O outro time, não conhecia e para sua surpresa, estava dominando o jogo.

Ele não conseguiu mais tirar os olhos da televisão.

No campo, o time que jogava contra o poderoso Santos de Pelé, tinha um estilo que lhe lembrou uma orquestra de tão sintonizado e bonito.

Eram passes perfeitos, como uma sinfonia tocada com os pés.

E no meio daquele jogo emocionante, um jogador lhe chamou especial atenção: estava com a camisa 10 e tinha um jeito de jogar magistral.

Em determinado lance, o tal jogador franzino e ágil, colocou a bola por entre as pernas de Pelé, num drible inacreditável! Uma caneta, para ser exata.

“Seria possível?” Pensou ele, impressionado.

Nunca havia visto tamanha originalidade de estilo.

Nunca imaginara um time que pudesse jogar de “igual pra igual”, com o time do Rei.

Nem um jogador como aquele, que não tomava conhecimento do ídolo do país.

Quanto mais o jogo seguia, mais nosso garoto estava hipnotizado pelo time que vestia verde e branco e que mostrava algo, que ele nunca tinha visto e que ainda não sabia nomear.

E o que era aquele jogador?!, pensou Ah… “aquele jogador tinha algo de divino“, foi o que ele ouviu tempos depois.

Dirigiu-se ao garçom que estava enxugando alguns copos atrás do balcão e que também acompanhava a partida e perguntou: “Quem é esse time que está jogando contra o Santos?”

Com os olhos arregalados, cheios de surpresa, o homem respondeu enfático: “Você só pode estar de brincadeira garoto! Não me diga que você ainda não conhece esse time! Esse time, meu jovem, é o Palmeiras!”

E ele continuou perguntando, ainda mais curioso, “e esse jogador vestindo a camisa dez?”

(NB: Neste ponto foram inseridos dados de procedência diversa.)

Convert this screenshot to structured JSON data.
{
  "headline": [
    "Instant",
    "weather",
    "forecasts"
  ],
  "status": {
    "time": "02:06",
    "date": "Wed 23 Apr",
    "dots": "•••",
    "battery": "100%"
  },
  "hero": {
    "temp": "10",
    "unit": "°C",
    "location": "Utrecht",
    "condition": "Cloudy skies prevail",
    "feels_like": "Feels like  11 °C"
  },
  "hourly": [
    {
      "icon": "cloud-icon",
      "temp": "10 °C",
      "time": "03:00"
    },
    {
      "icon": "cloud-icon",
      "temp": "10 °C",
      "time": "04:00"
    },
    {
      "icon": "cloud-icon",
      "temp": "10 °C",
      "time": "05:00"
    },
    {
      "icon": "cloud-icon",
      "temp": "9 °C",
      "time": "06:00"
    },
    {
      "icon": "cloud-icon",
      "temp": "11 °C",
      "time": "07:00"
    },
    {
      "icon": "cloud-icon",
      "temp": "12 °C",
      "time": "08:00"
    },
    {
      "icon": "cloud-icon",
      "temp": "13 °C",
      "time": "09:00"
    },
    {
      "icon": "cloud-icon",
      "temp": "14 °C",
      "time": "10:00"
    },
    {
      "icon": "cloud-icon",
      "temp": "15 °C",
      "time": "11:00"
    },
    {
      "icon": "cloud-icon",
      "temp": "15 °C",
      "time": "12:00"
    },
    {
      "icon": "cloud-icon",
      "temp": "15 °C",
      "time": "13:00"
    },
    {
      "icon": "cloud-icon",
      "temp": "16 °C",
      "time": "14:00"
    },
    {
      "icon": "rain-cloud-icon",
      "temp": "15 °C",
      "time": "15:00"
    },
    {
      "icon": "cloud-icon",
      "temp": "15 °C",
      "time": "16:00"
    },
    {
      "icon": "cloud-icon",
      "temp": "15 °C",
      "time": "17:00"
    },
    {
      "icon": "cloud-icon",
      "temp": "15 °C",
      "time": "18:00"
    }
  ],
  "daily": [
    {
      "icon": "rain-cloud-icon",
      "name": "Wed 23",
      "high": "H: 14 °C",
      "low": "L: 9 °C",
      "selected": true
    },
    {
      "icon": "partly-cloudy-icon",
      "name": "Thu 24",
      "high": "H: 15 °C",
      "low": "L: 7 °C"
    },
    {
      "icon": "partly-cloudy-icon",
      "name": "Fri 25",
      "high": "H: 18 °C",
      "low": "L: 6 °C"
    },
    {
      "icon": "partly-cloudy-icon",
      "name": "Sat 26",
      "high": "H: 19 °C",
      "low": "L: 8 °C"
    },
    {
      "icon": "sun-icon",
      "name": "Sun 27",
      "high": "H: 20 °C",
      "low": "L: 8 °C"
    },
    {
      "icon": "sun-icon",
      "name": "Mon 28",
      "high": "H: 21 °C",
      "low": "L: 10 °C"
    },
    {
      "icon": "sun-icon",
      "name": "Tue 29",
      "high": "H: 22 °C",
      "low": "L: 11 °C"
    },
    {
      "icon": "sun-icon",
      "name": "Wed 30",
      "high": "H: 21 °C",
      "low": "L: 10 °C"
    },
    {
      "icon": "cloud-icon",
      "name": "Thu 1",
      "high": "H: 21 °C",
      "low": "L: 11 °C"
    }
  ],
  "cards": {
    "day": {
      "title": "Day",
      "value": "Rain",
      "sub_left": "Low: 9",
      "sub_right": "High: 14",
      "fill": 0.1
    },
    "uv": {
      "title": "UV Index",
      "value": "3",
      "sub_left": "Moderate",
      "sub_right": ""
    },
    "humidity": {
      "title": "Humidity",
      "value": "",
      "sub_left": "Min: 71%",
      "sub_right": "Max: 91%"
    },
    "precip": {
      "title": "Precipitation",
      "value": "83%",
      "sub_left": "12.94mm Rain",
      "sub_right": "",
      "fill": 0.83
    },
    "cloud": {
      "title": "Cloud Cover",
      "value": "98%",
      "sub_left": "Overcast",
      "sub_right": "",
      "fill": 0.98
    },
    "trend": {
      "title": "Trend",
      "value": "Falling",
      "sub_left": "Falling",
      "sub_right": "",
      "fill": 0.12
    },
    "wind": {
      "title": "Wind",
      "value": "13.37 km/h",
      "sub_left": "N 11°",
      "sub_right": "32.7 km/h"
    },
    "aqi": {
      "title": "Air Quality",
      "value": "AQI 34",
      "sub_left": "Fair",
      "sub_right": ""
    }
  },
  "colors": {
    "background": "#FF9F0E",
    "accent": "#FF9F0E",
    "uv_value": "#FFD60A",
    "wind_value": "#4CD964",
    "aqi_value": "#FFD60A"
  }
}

Com um certo brilho nos olhos e um sorriso simpático, ele lhe respondeu: “o craque que você está vendo, chama-se Ademir da Guia.”

“Palmeiras…”, sussurrou para si mesmo.

E enquanto caminhava pelas ruas de São Paulo, de volta ao trabalho, não conseguia parar de pensar naquele jogo.

Naquele time.

Naquele jogador.

Ele sabia que algo dentro dele havia mudado… para sempre!

Seu coração de garoto havia enfim, se apaixonado pela primeira vez!

Havia encontrava o que tanto procurava: um time que fizesse seu coração bater mais forte!

Ele ainda não sabia se esse time tinha muitas vitórias ou títulos.

Não tinha a menor ideia se a sua torcida era grande ou pequena.

Isso pouco importava.

Ele queria um time que entrasse em campo com aquela fibra.

Que carregasse o peso de sua camisa em cada lance.

Que jogasse com aquela paixão inexplicável.

Um time que superasse os clichés e saísse dos rótulos.

Não desejava o time da maioria.

Desejava um time que soubesse o que é superação.

Que colocasse a alma na chuteira.

Que tivesse sangue nos olhos para lutar e ao mesmo tempo, humildade para renascer das cinzas, se fosse preciso.

Ele queria um time que soubesse ser grande nas derrotas.

Imponente nas conquistas.

Agora, ele sentia-se completamente diferente.

Tinha encontrado o seu time.

Seu coração vestiu-se de verde e branco.

SOCIEDADE ESPORTIVA PALMEIRAS!

O ano? 1963.

O nome do garoto? Marcus Aurelius de Paiva Moitas, meu pai.